L’industrialismo è stato per gli architetti e artisti una crisi durata più di un secolo ma tra il 1907 con Mademoiselles d’Avignon di Picasso e il 1926 con l’ultimazione del Bauhaus finalmente abbiamo una svolta e accade che l’arte risolve problemi che prima di essere risolti, non potevano neanche essere formulati con chiarezza.

La crisi si trasforma in valore e crea un’estetica di rottura.

L’architettura non aveva più schemi tipologici fissati, ma una libera e funzionale disposizione dei corpi, non più strutture lapidee ma puntiformi, non più opacità ma trasparenza, non più temi aulici, ma case, fabbriche, scuole e quartieri per tutti.

La novità simbolo fu l’edificio del Bauhaus, un simbolo così forte che la risposta al passato divenne globale.

Sotto i nostri occhi sta accadendo la stessa cosa, rivoluzione e nello specifico, “rivoluzione informatica”.

La caratteristica base dell’elettronica è che il supporto che contiene informazioni non è rigido (pietra, papiro, pergamena, carta) ma può mutare con la velocità della luce e quindi l’informazione varia continuamente. Il mondo informatico è una ragnatela mobile dove possiamo riaggregare nuclei informativi l’uno all’altro, gerarchizzarli in una miriade di relazioni e creare modelli. Quindi la parola “modello” diviene chiave in questo modo di ragionare. Il modello informatico di un edificio è un modello sia tridimensionale come uno reale e al tempo stesso un modello nell’accezione scientifica (modello matematico, finanziario, fisico, statistico). Tutti i programmi di CAAD (Computer Aided Architectural Design) consentono di avere una struttura gerarchica che rappresenta la possibilità di creare nella progettazione quella ragnatela dinamica che è il centro della progettazione architettonica.

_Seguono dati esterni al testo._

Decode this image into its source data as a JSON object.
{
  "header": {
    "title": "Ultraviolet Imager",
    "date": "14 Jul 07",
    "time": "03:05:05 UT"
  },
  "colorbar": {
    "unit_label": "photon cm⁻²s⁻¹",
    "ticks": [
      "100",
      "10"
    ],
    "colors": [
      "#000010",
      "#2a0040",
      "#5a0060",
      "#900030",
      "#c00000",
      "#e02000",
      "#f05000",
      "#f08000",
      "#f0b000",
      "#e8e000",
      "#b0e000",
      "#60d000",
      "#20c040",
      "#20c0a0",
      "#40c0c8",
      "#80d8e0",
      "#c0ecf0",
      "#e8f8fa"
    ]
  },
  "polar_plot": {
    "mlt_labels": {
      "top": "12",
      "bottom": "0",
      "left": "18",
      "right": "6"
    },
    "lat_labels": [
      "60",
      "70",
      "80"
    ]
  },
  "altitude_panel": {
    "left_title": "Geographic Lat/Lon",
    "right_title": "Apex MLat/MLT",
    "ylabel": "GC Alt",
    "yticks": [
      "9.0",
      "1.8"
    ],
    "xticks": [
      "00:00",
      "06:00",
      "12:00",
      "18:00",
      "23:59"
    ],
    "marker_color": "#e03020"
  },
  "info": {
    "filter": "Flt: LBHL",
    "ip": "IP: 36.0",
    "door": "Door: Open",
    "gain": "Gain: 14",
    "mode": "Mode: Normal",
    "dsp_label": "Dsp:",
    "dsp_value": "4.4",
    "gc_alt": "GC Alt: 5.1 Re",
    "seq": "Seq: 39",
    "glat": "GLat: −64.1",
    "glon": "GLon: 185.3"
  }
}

Dentro l’organizzazione di un progetto informatizzato è possibile avere relazioni dinamiche tra le informazioni che descrivono un progetto, per cui, al variare di alcune, ne variano di conseguenza altre a loro connesse.

Anche i messaggi sono cambiati. I messaggi fondamentali dell’epoca industriale sono messaggi assertivi: pensiamo alle pubblicità, “questo sapone lava più bianco”, “questo jeans è più resistente”, “questo dentifricio contiene fluoro”.  Sappiamo che la pubblicità di oggi manda sempre più messaggi traslati, partendo dal fatto che ovviamente il sapone che pubblicizzano lava più bianco e non occorre sottolinearlo, o che il loro jeans sia il più resistente. La pubblicità di oggi induce ad un’associazione tra una serie di elementi e il prodotto, spesso senza neanche farlo vedere e senza neanche descriverlo.

Si compra prima la narrazione, l’utopia di vita che il prodotto promette, poi la sua forma e si da assolutamente per scontato che esso funzioni. Quindi il contenitore stravince sul contenuto.

Si devono quindi lasciare i messaggi statici e assertivi e lanciare messaggi sostanzialmente metaforici, traslati, dinamici come l’elettronica stessa e in questa fase rientrano in gioco le figure retoriche, ma ci soffermeremo solo sulla metafora.

In architettura, Libeskid fa una Z drammatica per raccontare il dramma dell’Olocausto, Eisenman un ballo di zolle telluriche per la sua chiesa, Gehry un fiore di loto nel suo auditorium, Domenig crepacci che si scontrano nella sua casa. Questi processi di metaforizzazione investono buona parte dell’architettura di oggi e che il suo campo fondamentale è una nuova interiorizzazione del paesaggio e del rapporto tra uomo e ambiente.

Molti architetti cercano specificatamente sul tema della pelle; la pelle dell’edificio è una membrana trasparente ricettiva, non solo attrezzata tecnologicamente, ma simbolicamente.